Mr. McConnell is prepared to deliver his response today. According to excerpts of a speech to the Heritage Foundation, he plans to say: “When the administration agrees with the American people, we will agree with the administration. When it disagrees with the American people, we won’t. This has been our posture from the beginning of this administration.”

He says, “If the administration wants cooperation, it will have to begin to move in our direction.”[...]

Mr McConnell listed some areas where the GOP will seek change, starting with health care. The plan: force votes, “repeatedly.”

“We can’t expect the president to sign it,” he says. “We’ll also have to work, in the House, on denying funds for implementation, and, in the Senate, on votes against its most egregious provisions.”

The Republican leader says “oversight will play a crucial role” to prevent the administration from issuing regulations in areas they can’t pass legislation. He says the party “will vote to freeze and cut discretionary spending.

“We will fight to make sure that any spending bill that reaches the Senate floor is amendable, so members can vote for the spending cuts Americans are asking for,” he says. “We will push to bring up and vote for House passed spending rescission bills.”

In the excerpts, Mr. McConnell emphasizes the GOP plan for “following through on the wishes of the American people,” one that “starts with gratitude and a certain humility for the task we’ve been handed.”

“It means sticking ever more closely to the conservative principles that got us here. It means learning the lessons of history. And, above all, it means listening to the people who sent us here.”

And Mr. McConnell isn’t about to apologize for his remarks that the Republicans’ top priority should be defeating Obama two years from now.

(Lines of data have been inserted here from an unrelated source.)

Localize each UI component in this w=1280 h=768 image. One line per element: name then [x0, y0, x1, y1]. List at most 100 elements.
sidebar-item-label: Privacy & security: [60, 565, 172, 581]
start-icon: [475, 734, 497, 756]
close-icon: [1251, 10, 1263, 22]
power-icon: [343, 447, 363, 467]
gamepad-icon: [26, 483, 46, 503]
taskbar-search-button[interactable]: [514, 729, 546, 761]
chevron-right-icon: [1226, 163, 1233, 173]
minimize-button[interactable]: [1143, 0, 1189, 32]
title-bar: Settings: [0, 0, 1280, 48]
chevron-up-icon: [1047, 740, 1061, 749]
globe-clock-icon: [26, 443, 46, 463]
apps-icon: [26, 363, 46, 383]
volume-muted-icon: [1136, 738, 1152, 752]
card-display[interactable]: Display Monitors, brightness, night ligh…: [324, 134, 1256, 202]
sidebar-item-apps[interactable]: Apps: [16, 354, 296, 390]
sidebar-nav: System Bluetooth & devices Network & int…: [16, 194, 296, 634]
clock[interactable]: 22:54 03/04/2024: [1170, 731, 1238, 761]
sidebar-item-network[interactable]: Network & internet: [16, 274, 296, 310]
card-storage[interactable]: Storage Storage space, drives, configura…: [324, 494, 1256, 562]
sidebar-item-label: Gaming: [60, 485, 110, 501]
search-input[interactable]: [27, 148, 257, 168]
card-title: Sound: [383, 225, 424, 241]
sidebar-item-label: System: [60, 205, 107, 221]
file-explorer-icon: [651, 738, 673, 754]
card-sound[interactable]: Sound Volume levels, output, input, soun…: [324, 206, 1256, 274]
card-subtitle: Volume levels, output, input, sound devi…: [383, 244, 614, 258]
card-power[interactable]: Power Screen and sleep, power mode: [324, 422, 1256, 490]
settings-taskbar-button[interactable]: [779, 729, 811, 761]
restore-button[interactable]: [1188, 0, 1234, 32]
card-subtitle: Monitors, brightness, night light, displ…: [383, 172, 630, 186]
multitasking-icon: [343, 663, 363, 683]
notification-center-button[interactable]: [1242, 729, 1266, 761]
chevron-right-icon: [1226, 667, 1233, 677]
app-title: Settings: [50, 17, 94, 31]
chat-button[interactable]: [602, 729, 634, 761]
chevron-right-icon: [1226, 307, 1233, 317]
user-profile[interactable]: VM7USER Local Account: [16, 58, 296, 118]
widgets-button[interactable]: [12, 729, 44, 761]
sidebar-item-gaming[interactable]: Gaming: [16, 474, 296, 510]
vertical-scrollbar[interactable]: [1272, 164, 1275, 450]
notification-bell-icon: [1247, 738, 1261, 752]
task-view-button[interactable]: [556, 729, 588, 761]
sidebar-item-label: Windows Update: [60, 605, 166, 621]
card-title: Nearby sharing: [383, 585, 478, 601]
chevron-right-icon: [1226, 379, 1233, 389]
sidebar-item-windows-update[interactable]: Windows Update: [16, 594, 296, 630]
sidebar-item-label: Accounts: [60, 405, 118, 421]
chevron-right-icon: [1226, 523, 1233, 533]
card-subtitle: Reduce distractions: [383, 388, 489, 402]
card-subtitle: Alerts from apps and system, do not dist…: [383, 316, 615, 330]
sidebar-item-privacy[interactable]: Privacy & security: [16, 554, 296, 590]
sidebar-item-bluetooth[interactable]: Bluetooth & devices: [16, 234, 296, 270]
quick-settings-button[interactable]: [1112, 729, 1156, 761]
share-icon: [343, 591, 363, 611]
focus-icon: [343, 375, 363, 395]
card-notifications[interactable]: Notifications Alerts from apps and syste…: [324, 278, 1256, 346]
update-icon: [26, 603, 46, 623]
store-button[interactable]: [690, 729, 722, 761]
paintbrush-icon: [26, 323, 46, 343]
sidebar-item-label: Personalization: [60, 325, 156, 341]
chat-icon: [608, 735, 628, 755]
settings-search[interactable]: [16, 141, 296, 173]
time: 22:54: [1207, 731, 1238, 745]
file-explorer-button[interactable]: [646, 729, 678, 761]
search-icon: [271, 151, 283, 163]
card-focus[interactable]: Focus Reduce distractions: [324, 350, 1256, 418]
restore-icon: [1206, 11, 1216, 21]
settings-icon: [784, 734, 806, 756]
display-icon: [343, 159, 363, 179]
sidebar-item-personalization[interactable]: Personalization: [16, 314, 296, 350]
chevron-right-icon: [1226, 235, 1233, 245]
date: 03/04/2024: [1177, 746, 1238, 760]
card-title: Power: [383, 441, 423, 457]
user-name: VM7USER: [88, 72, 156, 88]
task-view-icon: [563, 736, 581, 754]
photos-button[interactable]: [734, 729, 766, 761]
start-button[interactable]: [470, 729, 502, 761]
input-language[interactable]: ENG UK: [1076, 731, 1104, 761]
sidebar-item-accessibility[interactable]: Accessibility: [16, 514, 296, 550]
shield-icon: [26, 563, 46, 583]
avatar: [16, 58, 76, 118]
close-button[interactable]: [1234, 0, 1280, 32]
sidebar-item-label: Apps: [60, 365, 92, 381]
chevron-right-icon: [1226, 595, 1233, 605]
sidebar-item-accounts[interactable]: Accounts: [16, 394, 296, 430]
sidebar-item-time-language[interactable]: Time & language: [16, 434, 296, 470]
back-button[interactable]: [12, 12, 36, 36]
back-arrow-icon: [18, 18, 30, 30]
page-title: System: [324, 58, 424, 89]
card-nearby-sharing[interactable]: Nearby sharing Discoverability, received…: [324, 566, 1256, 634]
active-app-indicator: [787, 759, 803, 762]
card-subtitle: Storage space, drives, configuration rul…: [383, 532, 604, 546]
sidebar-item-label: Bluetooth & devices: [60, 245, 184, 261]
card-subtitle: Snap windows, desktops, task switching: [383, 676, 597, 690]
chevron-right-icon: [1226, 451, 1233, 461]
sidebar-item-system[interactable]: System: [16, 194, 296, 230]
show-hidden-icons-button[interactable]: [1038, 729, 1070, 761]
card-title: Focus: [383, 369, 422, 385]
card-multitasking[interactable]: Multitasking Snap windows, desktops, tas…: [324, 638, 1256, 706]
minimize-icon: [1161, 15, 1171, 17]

“Over the past week, some have said it was indelicate of me to suggest that our top political priority over the next two years should be to deny President Obama a second term in office,” Mr. McConnell says. “But the fact is, if our primary legislative goals are to repeal and replace the health spending bill; to end the bailouts; cut spending; and shrink the size and scope of government, the only way to do all these things it is to put someone in the White House who won’t veto any of these things. We can hope the President will start listening to the electorate after Tuesday’s election. But we can’t plan on it.”
First and foremost, 113 of Republicans that got elected or re-elected to the House of Representatives on Tuesday were backed by the tea party movement which is a step to the right as opposed to the center.

Does Senator McConnell forget that it was the Treasury Department that first suggested the bailouts while GEORGE BUSH was President? Does he have amnesia or something?